Comme le thème choisi pour mon blog peut vous en donner l’indice, j’aime beaucoup le Japon.

Personnellement, je lis beaucoup de littérature japonaise (ancienne et moderne). J’en profite ici pour faire une petite parenthèse car nous ne sommes pas que des instit’ … Donc si pour cette fin d’été, vous avez envie de vous plonger dans un livre qui vous transportera dans un autre monde, qui vous fera jubiler de plaisir tant par l’écriture que par l’histoire, courez chez votre libraire préféré et demandez lui « Kafka sur le rivage » de Murakami. Une vraie révélation pour moi, si j’osais j’y apposerais même la mention « Satisfait ou remboursé ».

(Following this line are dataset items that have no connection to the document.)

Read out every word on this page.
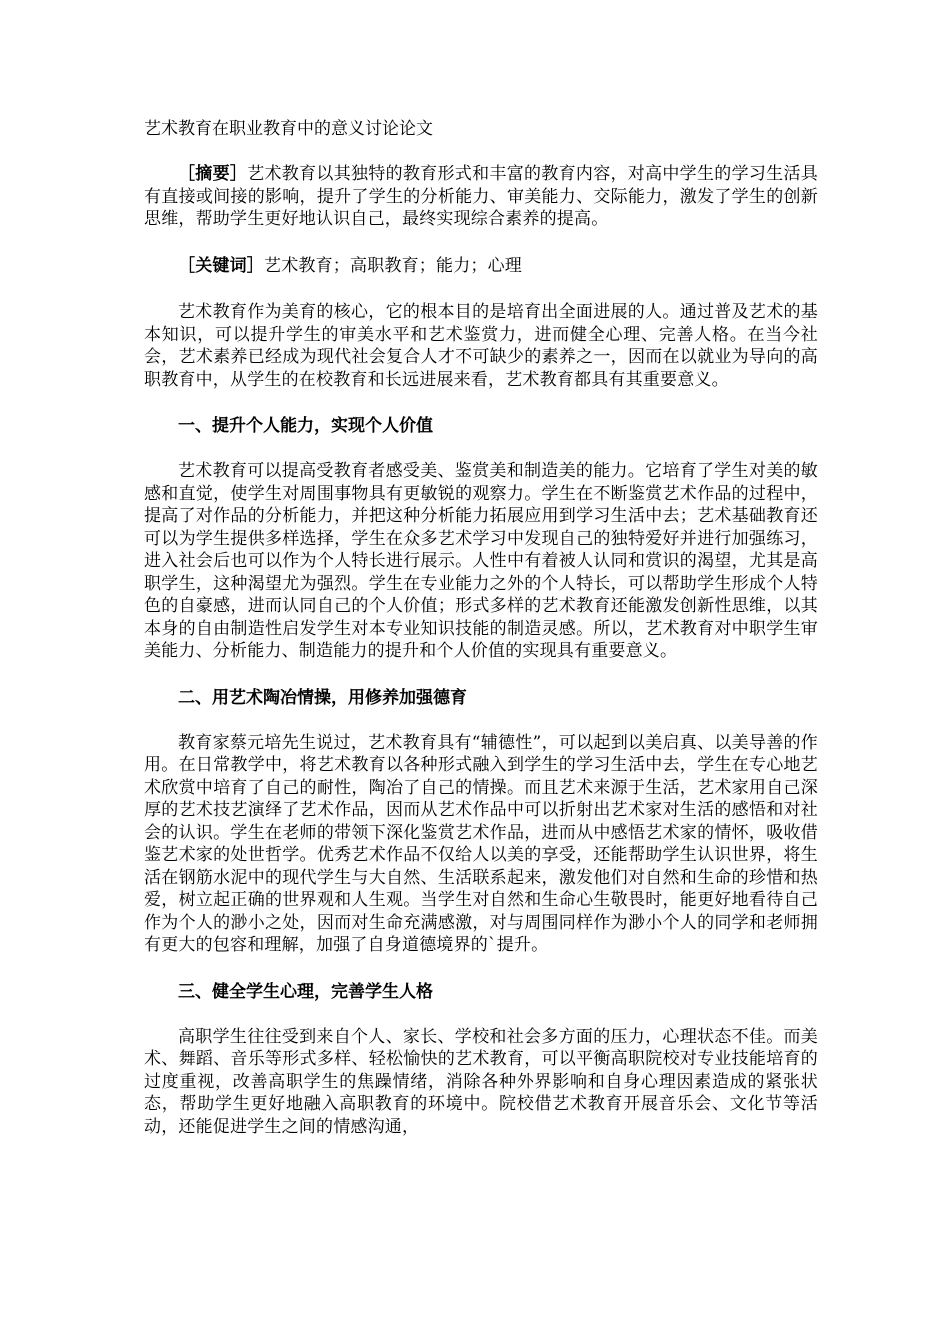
艺术教育在职业教育中的意义讨论论文

［摘要］艺术教育以其独特的教育形式和丰富的教育内容，对高中学生的学习生活具有直接或间接的影响，提升了学生的分析能力、审美能力、交际能力，激发了学生的创新思维，帮助学生更好地认识自己，最终实现综合素养的提高。

［关键词］艺术教育；高职教育；能力；心理

艺术教育作为美育的核心，它的根本目的是培育出全面进展的人。通过普及艺术的基本知识，可以提升学生的审美水平和艺术鉴赏力，进而健全心理、完善人格。在当今社会，艺术素养已经成为现代社会复合人才不可缺少的素养之一，因而在以就业为导向的高职教育中，从学生的在校教育和长远进展来看，艺术教育都具有其重要意义。

一、提升个人能力，实现个人价值

艺术教育可以提高受教育者感受美、鉴赏美和制造美的能力。它培育了学生对美的敏感和直觉，使学生对周围事物具有更敏锐的观察力。学生在不断鉴赏艺术作品的过程中，提高了对作品的分析能力，并把这种分析能力拓展应用到学习生活中去；艺术基础教育还可以为学生提供多样选择，学生在众多艺术学习中发现自己的独特爱好并进行加强练习，进入社会后也可以作为个人特长进行展示。人性中有着被人认同和赏识的渴望，尤其是高职学生，这种渴望尤为强烈。学生在专业能力之外的个人特长，可以帮助学生形成个人特色的自豪感，进而认同自己的个人价值；形式多样的艺术教育还能激发创新性思维，以其本身的自由制造性启发学生对本专业知识技能的制造灵感。所以，艺术教育对中职学生审美能力、分析能力、制造能力的提升和个人价值的实现具有重要意义。

二、用艺术陶冶情操，用修养加强德育

教育家蔡元培先生说过，艺术教育具有“辅德性”，可以起到以美启真、以美导善的作用。在日常教学中，将艺术教育以各种形式融入到学生的学习生活中去，学生在专心地艺术欣赏中培育了自己的耐性，陶冶了自己的情操。而且艺术来源于生活，艺术家用自己深厚的艺术技艺演绎了艺术作品，因而从艺术作品中可以折射出艺术家对生活的感悟和对社会的认识。学生在老师的带领下深化鉴赏艺术作品，进而从中感悟艺术家的情怀，吸收借鉴艺术家的处世哲学。优秀艺术作品不仅给人以美的享受，还能帮助学生认识世界，将生活在钢筋水泥中的现代学生与大自然、生活联系起来，激发他们对自然和生命的珍惜和热爱，树立起正确的世界观和人生观。当学生对自然和生命心生敬畏时，能更好地看待自己作为个人的渺小之处，因而对生命充满感激，对与周围同样作为渺小个人的同学和老师拥有更大的包容和理解，加强了自身道德境界的`提升。

三、健全学生心理，完善学生人格

高职学生往往受到来自个人、家长、学校和社会多方面的压力，心理状态不佳。而美术、舞蹈、音乐等形式多样、轻松愉快的艺术教育，可以平衡高职院校对专业技能培育的过度重视，改善高职学生的焦躁情绪，消除各种外界影响和自身心理因素造成的紧张状态，帮助学生更好地融入高职教育的环境中。院校借艺术教育开展音乐会、文化节等活动，还能促进学生之间的情感沟通，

Mais revenons à l’objet premier de cet article: le Japon au CM.

Ce réseau de lecture date de ma première année d’enseignement, autant dire que quand j’ai rouvert le dossier sur mon ordi, j’ai poussé de hauts cris en voyant la qualité des questionnaires de lecture (tant pour la présentation que pour le contenu!!!). Je me rassure en me disant qu’avec quatre niveaux, je n’avais pas le temps de peaufiner…

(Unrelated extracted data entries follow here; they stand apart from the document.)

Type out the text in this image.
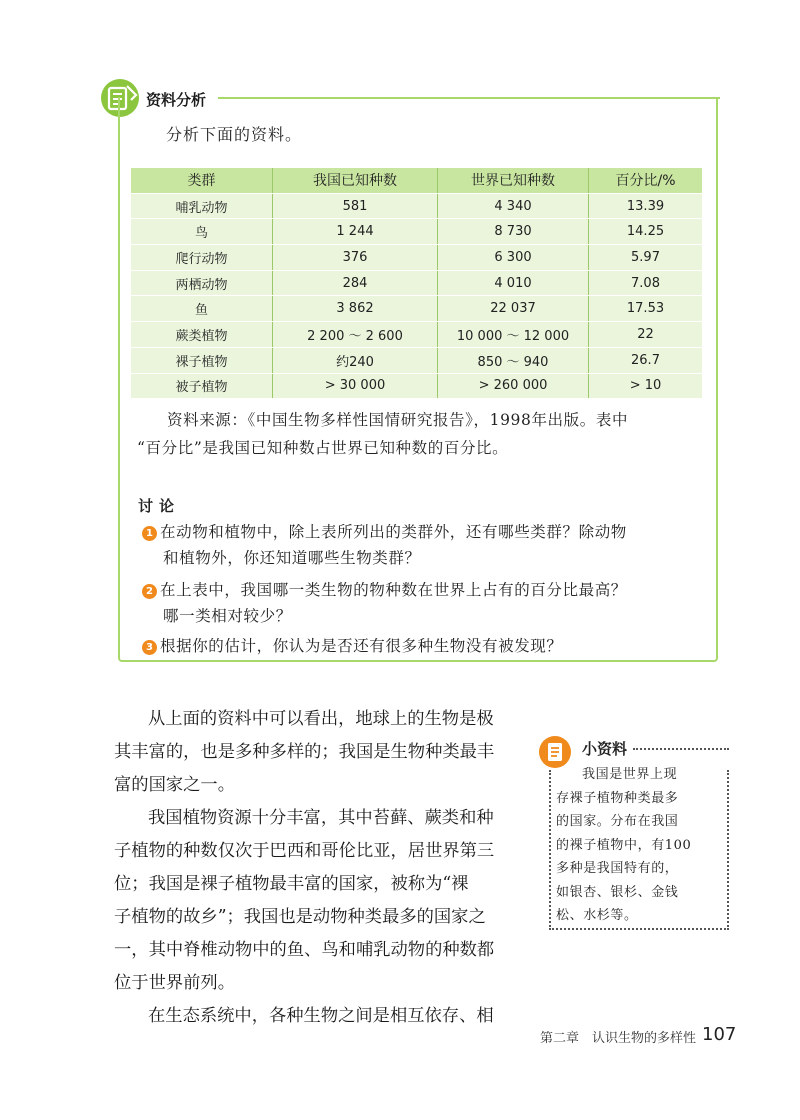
资料分析
分析下面的资料。
类群	我国已知种数	世界已知种数	百分比/%
哺乳动物	581	4 340	13.39
鸟	1 244	8 730	14.25
爬行动物	376	6 300	5.97
两栖动物	284	4 010	7.08
鱼	3 862	22 037	17.53
蕨类植物	2 200 ～ 2 600	10 000 ～ 12 000	22
裸子植物	约240	850 ～ 940	26.7
被子植物	> 30 000	> 260 000	> 10
资料来源：《中国生物多样性国情研究报告》，1998年出版。表中
“百分比”是我国已知种数占世界已知种数的百分比。
讨论
1 在动物和植物中，除上表所列出的类群外，还有哪些类群？除动物
和植物外，你还知道哪些生物类群？
2 在上表中，我国哪一类生物的物种数在世界上占有的百分比最高？
哪一类相对较少？
3 根据你的估计，你认为是否还有很多种生物没有被发现？

从上面的资料中可以看出，地球上的生物是极

其丰富的，也是多种多样的；我国是生物种类最丰

富的国家之一。

我国植物资源十分丰富，其中苔藓、蕨类和种

子植物的种数仅次于巴西和哥伦比亚，居世界第三

位；我国是裸子植物最丰富的国家，被称为“裸

子植物的故乡”；我国也是动物种类最多的国家之

一，其中脊椎动物中的鱼、鸟和哺乳动物的种数都

位于世界前列。

在生态系统中，各种生物之间是相互依存、相

小资料
我国是世界上现
存裸子植物种类最多
的国家。分布在我国
的裸子植物中，有100
多种是我国特有的，
如银杏、银杉、金钱
松、水杉等。
第二章　认识生物的多样性 107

C’est un long préambule pour vous présenter ici une bibliographie destinée au CM:

  • Tout d’abord, trois tapuscrits:

Fleur-des-neiges est une jeune fille japonaise qui rêve de devenir écrivain publique. Après plusieurs années d’apprentissage auprès de Matsuo Seki, elle voit arriver dans son petit atelier l’homme qu’elle aime en secret. Celui-ci ne lui demande rien d’autre qu’une lettre d’amour pour la femme qu’il veut épouser. Folle de douleur, Fleur-des-neiges écrit pour cette autre femme la plus belle lettre qu’elle n’ait jamais écrite.

Les années passent et il ne reste que de l’amertume dans son cœur d’écrivain même si cette lettre lui a apporté la célébrité. Cette renommée est arrivée jusqu’aux oreilles du prince qui décide de lui demander la plus belle lettre d’amour pour sa future fiancée. Comment écrire quand on a l’impression que son cœur est comme desséché?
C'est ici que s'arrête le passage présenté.